Filter duplicate rows in SSIS data flow task
Posted on 2010-09-14
I am retrieving data from oracle and inserting into sql server.
I have 2 tables in oracle called Person and Contacts.
Person_ID, Forename, Surname, Initials, Title, AddressId, TelNo1, TelNo2, Email1, Email2
Forename, Surname, Initials, Title, AddressId, TelNo1, TelNo2, Email1, Email2
In SSIS, DataFlow, I am retrieving data from 2 tables and UNION ALL and assigning uniqueID for PersonID(sequence number)
If I have a row in Person table and 3 rows in contacts table, after UNION ALL I am getting 4 rows for a person.
All contacts will be inserted to Telecom table and Person details will be inserted to People table.
But in People table I want only 1 row to be inserted(no duplicates).

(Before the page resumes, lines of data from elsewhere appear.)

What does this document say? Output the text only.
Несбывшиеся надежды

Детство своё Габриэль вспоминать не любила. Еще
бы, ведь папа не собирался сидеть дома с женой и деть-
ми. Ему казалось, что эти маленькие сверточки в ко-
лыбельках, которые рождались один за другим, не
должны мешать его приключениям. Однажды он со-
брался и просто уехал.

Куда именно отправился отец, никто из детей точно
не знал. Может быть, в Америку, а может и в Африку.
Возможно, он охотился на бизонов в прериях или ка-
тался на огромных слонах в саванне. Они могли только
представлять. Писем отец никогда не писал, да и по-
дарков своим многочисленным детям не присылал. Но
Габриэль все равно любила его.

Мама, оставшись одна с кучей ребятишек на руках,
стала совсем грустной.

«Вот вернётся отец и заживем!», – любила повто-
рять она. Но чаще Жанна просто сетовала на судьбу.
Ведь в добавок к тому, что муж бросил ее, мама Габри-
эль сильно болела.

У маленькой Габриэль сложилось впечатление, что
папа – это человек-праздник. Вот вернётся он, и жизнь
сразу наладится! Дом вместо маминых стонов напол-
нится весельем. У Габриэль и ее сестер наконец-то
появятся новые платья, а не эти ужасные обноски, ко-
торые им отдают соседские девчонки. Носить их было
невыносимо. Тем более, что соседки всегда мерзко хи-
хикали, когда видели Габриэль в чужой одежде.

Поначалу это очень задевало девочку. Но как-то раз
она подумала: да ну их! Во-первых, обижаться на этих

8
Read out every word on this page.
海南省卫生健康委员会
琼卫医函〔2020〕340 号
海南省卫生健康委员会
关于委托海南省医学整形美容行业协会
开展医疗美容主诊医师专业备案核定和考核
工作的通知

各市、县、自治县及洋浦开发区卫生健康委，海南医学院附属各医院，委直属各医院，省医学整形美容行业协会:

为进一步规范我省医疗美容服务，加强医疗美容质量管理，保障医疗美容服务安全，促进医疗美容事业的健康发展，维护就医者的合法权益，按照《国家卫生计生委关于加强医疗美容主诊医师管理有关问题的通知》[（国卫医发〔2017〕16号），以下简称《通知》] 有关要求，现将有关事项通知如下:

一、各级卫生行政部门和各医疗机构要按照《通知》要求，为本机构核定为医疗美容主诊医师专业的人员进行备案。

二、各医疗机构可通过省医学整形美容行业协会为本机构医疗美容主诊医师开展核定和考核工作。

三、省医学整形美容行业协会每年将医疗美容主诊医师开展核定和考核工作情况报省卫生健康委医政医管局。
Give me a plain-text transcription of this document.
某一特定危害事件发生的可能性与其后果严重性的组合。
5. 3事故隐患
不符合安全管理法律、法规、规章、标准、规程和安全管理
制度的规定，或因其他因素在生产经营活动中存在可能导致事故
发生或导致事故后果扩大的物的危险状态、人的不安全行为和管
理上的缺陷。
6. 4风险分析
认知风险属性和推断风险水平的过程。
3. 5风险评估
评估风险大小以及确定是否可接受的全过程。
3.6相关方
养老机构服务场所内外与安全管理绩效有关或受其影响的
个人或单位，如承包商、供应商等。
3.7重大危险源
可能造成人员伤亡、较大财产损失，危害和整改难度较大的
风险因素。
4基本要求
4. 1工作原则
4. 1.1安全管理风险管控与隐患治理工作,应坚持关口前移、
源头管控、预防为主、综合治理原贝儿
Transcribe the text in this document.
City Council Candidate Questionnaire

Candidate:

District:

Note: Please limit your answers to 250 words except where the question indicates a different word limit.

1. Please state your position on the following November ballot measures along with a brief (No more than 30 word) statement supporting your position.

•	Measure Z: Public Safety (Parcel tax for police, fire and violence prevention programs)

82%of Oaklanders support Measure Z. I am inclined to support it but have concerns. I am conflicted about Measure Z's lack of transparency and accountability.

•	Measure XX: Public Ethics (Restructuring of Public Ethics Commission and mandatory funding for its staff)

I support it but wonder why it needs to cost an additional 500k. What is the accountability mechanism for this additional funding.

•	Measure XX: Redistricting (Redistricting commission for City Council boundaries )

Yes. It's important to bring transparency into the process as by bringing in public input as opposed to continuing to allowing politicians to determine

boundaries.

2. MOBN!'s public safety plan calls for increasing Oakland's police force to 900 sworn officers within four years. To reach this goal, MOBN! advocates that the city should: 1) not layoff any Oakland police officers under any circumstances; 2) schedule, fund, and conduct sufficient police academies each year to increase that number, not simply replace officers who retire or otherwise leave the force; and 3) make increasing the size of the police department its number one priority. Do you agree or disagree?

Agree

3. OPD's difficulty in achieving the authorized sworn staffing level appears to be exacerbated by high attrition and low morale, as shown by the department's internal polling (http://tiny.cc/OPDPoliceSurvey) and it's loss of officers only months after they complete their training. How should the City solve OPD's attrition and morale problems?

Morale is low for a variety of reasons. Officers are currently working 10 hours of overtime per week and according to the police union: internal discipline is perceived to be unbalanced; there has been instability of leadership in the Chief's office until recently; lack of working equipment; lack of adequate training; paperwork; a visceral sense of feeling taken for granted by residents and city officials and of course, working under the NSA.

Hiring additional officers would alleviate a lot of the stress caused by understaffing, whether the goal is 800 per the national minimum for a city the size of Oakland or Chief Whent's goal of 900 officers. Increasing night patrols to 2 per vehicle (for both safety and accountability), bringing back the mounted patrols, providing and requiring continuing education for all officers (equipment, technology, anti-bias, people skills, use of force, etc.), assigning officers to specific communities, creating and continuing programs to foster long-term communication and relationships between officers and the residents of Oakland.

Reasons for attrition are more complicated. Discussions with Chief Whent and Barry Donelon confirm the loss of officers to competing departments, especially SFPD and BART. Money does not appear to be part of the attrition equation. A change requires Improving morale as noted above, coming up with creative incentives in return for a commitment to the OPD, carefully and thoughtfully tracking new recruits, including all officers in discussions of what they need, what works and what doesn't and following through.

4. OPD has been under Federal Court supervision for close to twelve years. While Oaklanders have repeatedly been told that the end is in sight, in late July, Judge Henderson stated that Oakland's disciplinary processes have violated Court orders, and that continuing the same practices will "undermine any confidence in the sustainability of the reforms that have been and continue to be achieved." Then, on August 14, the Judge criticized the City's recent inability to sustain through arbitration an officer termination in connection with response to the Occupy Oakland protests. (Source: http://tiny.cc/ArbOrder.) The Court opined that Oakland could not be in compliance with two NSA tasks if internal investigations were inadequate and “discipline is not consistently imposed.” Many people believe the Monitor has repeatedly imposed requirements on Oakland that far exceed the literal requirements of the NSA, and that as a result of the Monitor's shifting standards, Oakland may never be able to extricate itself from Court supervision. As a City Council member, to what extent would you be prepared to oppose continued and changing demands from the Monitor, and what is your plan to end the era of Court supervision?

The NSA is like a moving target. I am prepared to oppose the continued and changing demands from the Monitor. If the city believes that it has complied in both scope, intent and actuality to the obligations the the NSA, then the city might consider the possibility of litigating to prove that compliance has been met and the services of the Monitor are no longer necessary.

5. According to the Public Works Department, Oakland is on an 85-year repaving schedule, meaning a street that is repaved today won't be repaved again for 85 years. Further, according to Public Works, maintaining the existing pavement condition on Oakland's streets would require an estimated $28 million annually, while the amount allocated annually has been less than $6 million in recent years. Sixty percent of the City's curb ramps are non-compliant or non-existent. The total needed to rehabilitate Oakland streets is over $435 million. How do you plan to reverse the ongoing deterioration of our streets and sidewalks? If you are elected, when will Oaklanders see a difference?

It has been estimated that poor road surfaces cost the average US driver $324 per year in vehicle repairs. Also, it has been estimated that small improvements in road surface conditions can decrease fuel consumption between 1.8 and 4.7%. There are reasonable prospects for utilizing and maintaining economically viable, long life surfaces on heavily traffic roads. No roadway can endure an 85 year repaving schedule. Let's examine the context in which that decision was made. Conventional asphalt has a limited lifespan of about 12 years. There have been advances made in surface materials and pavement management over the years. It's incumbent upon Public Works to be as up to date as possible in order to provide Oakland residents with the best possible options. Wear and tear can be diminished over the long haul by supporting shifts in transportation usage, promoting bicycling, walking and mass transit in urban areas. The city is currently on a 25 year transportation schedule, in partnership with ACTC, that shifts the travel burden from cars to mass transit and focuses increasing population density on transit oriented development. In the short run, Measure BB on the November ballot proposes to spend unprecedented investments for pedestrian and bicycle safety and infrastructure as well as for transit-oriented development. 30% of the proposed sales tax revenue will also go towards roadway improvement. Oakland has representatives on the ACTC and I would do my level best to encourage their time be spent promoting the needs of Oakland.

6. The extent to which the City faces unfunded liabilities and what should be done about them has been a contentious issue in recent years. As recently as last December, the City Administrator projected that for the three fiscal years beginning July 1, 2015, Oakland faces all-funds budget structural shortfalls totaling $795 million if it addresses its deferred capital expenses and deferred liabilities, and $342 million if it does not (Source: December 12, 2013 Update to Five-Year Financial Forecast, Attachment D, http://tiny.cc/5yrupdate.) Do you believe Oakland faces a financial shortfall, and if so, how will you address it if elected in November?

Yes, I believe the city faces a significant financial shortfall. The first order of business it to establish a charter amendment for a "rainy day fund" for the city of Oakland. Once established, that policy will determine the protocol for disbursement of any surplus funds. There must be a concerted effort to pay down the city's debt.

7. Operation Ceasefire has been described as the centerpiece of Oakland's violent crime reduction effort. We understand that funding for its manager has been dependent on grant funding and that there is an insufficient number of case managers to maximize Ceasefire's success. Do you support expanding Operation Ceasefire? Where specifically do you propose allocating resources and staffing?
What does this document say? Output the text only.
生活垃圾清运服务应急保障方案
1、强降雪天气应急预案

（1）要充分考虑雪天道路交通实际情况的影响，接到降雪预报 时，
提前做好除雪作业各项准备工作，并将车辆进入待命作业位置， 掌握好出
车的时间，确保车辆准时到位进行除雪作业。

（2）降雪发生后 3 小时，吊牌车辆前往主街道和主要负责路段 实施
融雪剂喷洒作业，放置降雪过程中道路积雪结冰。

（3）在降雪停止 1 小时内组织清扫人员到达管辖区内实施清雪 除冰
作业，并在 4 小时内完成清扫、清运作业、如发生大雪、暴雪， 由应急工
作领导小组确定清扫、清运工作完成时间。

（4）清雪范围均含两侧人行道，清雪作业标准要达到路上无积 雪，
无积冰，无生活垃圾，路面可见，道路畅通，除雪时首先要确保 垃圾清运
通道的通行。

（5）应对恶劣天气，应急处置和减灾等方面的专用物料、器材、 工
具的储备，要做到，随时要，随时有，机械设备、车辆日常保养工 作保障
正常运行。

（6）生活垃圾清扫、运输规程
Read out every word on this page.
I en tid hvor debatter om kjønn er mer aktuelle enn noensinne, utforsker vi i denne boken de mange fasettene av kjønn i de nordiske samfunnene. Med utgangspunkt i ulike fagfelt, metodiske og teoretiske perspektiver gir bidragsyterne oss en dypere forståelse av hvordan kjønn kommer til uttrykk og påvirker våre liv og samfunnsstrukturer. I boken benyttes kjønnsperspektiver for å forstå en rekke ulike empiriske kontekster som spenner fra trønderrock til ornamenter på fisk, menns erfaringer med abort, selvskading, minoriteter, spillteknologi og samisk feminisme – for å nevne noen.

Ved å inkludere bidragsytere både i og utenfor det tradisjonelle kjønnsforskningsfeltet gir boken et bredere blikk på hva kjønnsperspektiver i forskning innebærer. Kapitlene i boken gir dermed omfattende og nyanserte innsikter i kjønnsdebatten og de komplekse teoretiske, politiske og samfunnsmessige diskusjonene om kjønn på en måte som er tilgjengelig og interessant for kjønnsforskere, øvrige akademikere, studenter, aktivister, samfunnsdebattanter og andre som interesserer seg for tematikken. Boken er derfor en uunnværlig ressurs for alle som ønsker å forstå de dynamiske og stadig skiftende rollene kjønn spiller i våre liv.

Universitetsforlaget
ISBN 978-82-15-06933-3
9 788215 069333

If AddressID is different for the same person, its not called as duplicate. so all rows
are inserted to People table.
How can I do this in SSIS data flow task after UNION ALL and assigning unique PersonID?
I mean tracking duplicate records and not inserting into People table.
I can't do UNIQUE INDEX with NO_DUP_VAL as the PersonID is generating after UNION ALL
and is assigned to each contact i.e added to Telecom table.
So, I want to do some logic after UNION ALL.